A strange deep-sea shark with bulging eyes and an unsettling, human-like smile was recently pulled from the depths off the coast of Australia.
Shark experts aren’t sure exactly what species the creepy creature might belong to, adding to the mystery surrounding the unusual specimen.
A deep-sea fisherman, who goes by the name Trapman Bermagui online, reeled in the mystery shark from a depth of about 2,130 feet (650 meters) off the coast of New South Wales in Australia.
The fisherman later shared a screenshot of the deep-water sample on September 12 on Facebook. The image shows the dead shark’s rough, sandpaper-like skin, large pointed snout, large bulging eyes and exposed pearly whites.

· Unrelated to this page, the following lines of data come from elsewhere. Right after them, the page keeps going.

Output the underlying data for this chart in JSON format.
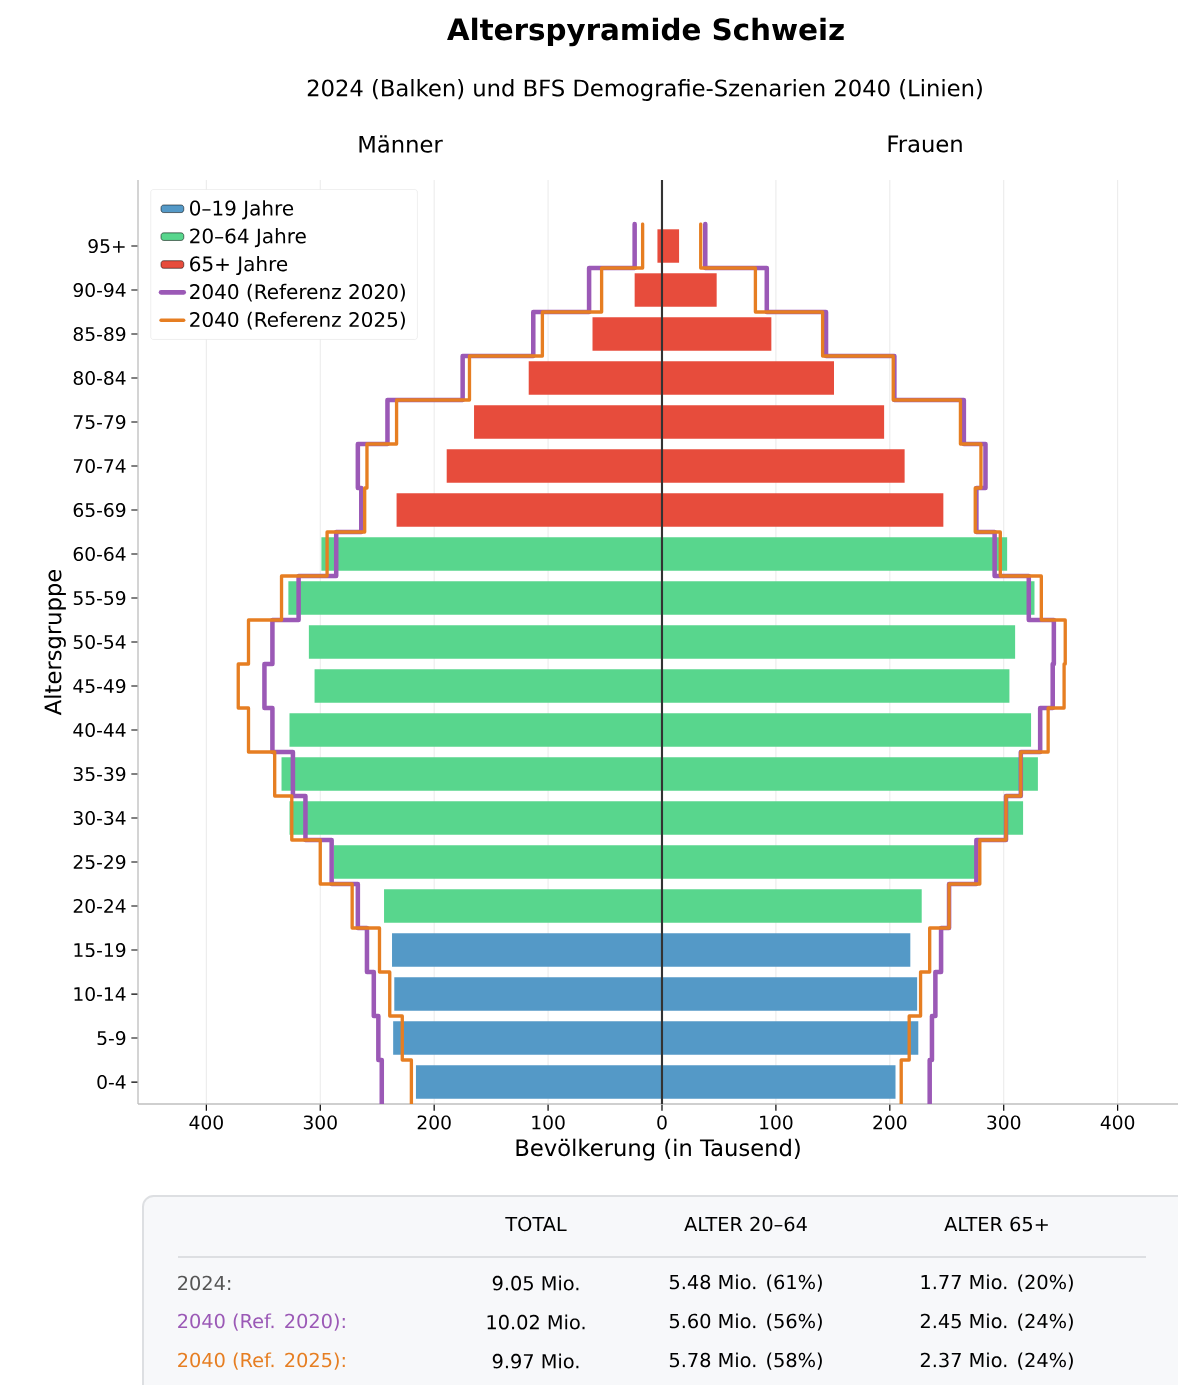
{
  "chart_data": {
    "type": "bar",
    "orientation": "horizontal",
    "stacked": true,
    "title": "Alterspyramide Schweiz",
    "subtitle": "2024 (Balken) und BFS Demografie-Szenarien 2040 (Linien)",
    "xlabel": "Bevölkerung (in Tausend)",
    "ylabel": "Altersgruppe",
    "categories": [
      "95+",
      "90-94",
      "85-89",
      "80-84",
      "75-79",
      "70-74",
      "65-69",
      "60-64",
      "55-59",
      "50-54",
      "45-49",
      "40-44",
      "35-39",
      "30-34",
      "25-29",
      "20-24",
      "15-19",
      "10-14",
      "5-9",
      "0-4"
    ],
    "series": [
      {
        "name": "0–19 Jahre",
        "color": "#5499c7",
        "values": [
          null,
          null,
          null,
          null,
          null,
          null,
          null,
          null,
          null,
          null,
          null,
          null,
          null,
          null,
          null,
          null,
          -237,
          -235,
          -236,
          -216
        ]
      },
      {
        "name": "20–64 Jahre",
        "color": "#58d68d",
        "values": [
          null,
          null,
          null,
          null,
          null,
          null,
          null,
          -299,
          -328,
          -310,
          -305,
          -327,
          -334,
          -327,
          -288,
          -244,
          null,
          null,
          null,
          null
        ]
      },
      {
        "name": "65+ Jahre",
        "color": "#e74c3c",
        "values": [
          -4,
          -24,
          -61,
          -117,
          -165,
          -189,
          -233,
          null,
          null,
          null,
          null,
          null,
          null,
          null,
          null,
          null,
          null,
          null,
          null,
          null
        ]
      },
      {
        "color": "#5499c7",
        "values": [
          null,
          null,
          null,
          null,
          null,
          null,
          null,
          null,
          null,
          null,
          null,
          null,
          null,
          null,
          null,
          null,
          218,
          224,
          225,
          205
        ]
      },
      {
        "color": "#58d68d",
        "values": [
          null,
          null,
          null,
          null,
          null,
          null,
          null,
          303,
          327,
          310,
          305,
          324,
          330,
          317,
          275,
          228,
          null,
          null,
          null,
          null
        ]
      },
      {
        "color": "#e74c3c",
        "values": [
          15,
          48,
          96,
          151,
          195,
          213,
          247,
          null,
          null,
          null,
          null,
          null,
          null,
          null,
          null,
          null,
          null,
          null,
          null,
          null
        ]
      },
      {
        "name": "2040 (Referenz 2020)",
        "type": "step",
        "color": "#9b59b6",
        "values": [
          -24,
          -64,
          -113,
          -175,
          -241,
          -267,
          -264,
          -286,
          -319,
          -342,
          -349,
          -342,
          -324,
          -313,
          -290,
          -267,
          -259,
          -253,
          -249,
          -246
        ]
      },
      {
        "type": "step",
        "color": "#9b59b6",
        "values": [
          38,
          92,
          144,
          204,
          265,
          284,
          276,
          292,
          322,
          344,
          343,
          332,
          315,
          302,
          276,
          252,
          245,
          240,
          237,
          235
        ]
      },
      {
        "name": "2040 (Referenz 2025)",
        "type": "step",
        "color": "#e67e22",
        "values": [
          -17,
          -53,
          -105,
          -169,
          -233,
          -259,
          -261,
          -294,
          -334,
          -363,
          -372,
          -363,
          -340,
          -325,
          -300,
          -272,
          -248,
          -239,
          -228,
          -220
        ]
      },
      {
        "type": "step",
        "color": "#e67e22",
        "values": [
          34,
          82,
          141,
          203,
          262,
          280,
          275,
          297,
          333,
          354,
          353,
          339,
          315,
          302,
          279,
          252,
          235,
          227,
          217,
          210
        ]
      }
    ],
    "xlim": [
      -460,
      453
    ],
    "xticks": [
      {
        "value": -400,
        "label": "400"
      },
      {
        "value": -300,
        "label": "300"
      },
      {
        "value": -200,
        "label": "200"
      },
      {
        "value": -100,
        "label": "100"
      },
      0,
      100,
      200,
      300,
      400
    ],
    "grid": "x",
    "legend": "top left",
    "ref_lines": [
      {
        "axis": "x",
        "value": 0,
        "color": "#333333"
      }
    ],
    "annotations": [
      "Männer",
      "Frauen",
      "TOTAL",
      "ALTER 20–64",
      "ALTER 65+",
      "2024:",
      "9.05 Mio.",
      "5.48 Mio. (61%)",
      "1.77 Mio. (20%)",
      "2040 (Ref. 2020):",
      "10.02 Mio.",
      "5.60 Mio. (56%)",
      "2.45 Mio. (24%)",
      "2040 (Ref. 2025):",
      "9.97 Mio.",
      "5.78 Mio. (58%)",
      "2.37 Mio. (24%)"
    ]
  }
}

The shark’s unusual features quickly caught the attention of other Facebook users, who were either amazed or horrified by the creature.
One commenter wrote that the specimen was “the stuff of nightmares,” while another wrote that the creature’s “evil grin” gave them “big creeps.”
Others joked about the animal’s appearance, suggesting the shark was wearing “false teeth” or that it was smiling after its braces were finally removed.
Commentators also speculated on what species the shark belonged to. The most common guess was that the specimen was a cookiecutter shark (Isistius brasiliensis), named for the distinctive bite marks it leaves on larger animals. Other speculations included a goblin shark (Mitsukurina owstoni) or a kind of lantern shark (Ethmopteridae).
However, Trapman Bermagui disagreed with online commentators. “They’re not cookies at all,” the fisherman told Newsweek. “It’s a rough skin shark, also known as a type of effort dogfish.”
Endeavor dogfish (Centrophorus moluccensis) is a type of gulper shark, a group of deep-sea sharks found around the world, according to the Shark Research Institute.
But some shark experts were not convinced by the fisherman’s identity.
“Looks like a deep sea kitefin shark to me (Dalatia likha), which are known in the waters off Australia,” Christopher Lowe, director of the Shark Lab at California State University, Long Beach, told Newsweek.
Although, it’s hard to say for sure without being able to see the entire sample, he added.
Dean Grubbs, a marine biologist and shark expert at Florida State University, came to a different conclusion.
Grubbs suspected that the dead shark was a roughskin dogfish (Centroscymnus owstonii), a type of sleeper shark from the same family as the Greenland shark (Somniosus microcephalus), according to Newsweek.
It’s also possible the shark is of a never-before-seen species, Lowe said. “We are constantly discovering new species of deep-sea sharks, and many are very similar to each other.”
However, other experts believe that Trapman Bermagui may have been on the spot after all.
“It’s a gulper shark,” Brit Finucci, a fisheries scientist at the National Institute for Water and Atmospheric Research in New Zealand who specializes in deep-sea sharks, told Live Science in an email. However, it is not clear exactly which species this group belongs to, he added.
Charlie Huveneers, a shark scientist at Flinders University in Australia, told Live Science that he agreed with Finucci’s identification and that the animal was likely a gulper shark.
“In the past, gulper sharks were targeted by fisheries for their liver oil in New South Wales,” Finucci said.
Most gulper sharks are “very susceptible to overexploitation from fishing” and as a result, “some species are now threatened and highly protected in Australia,” he added.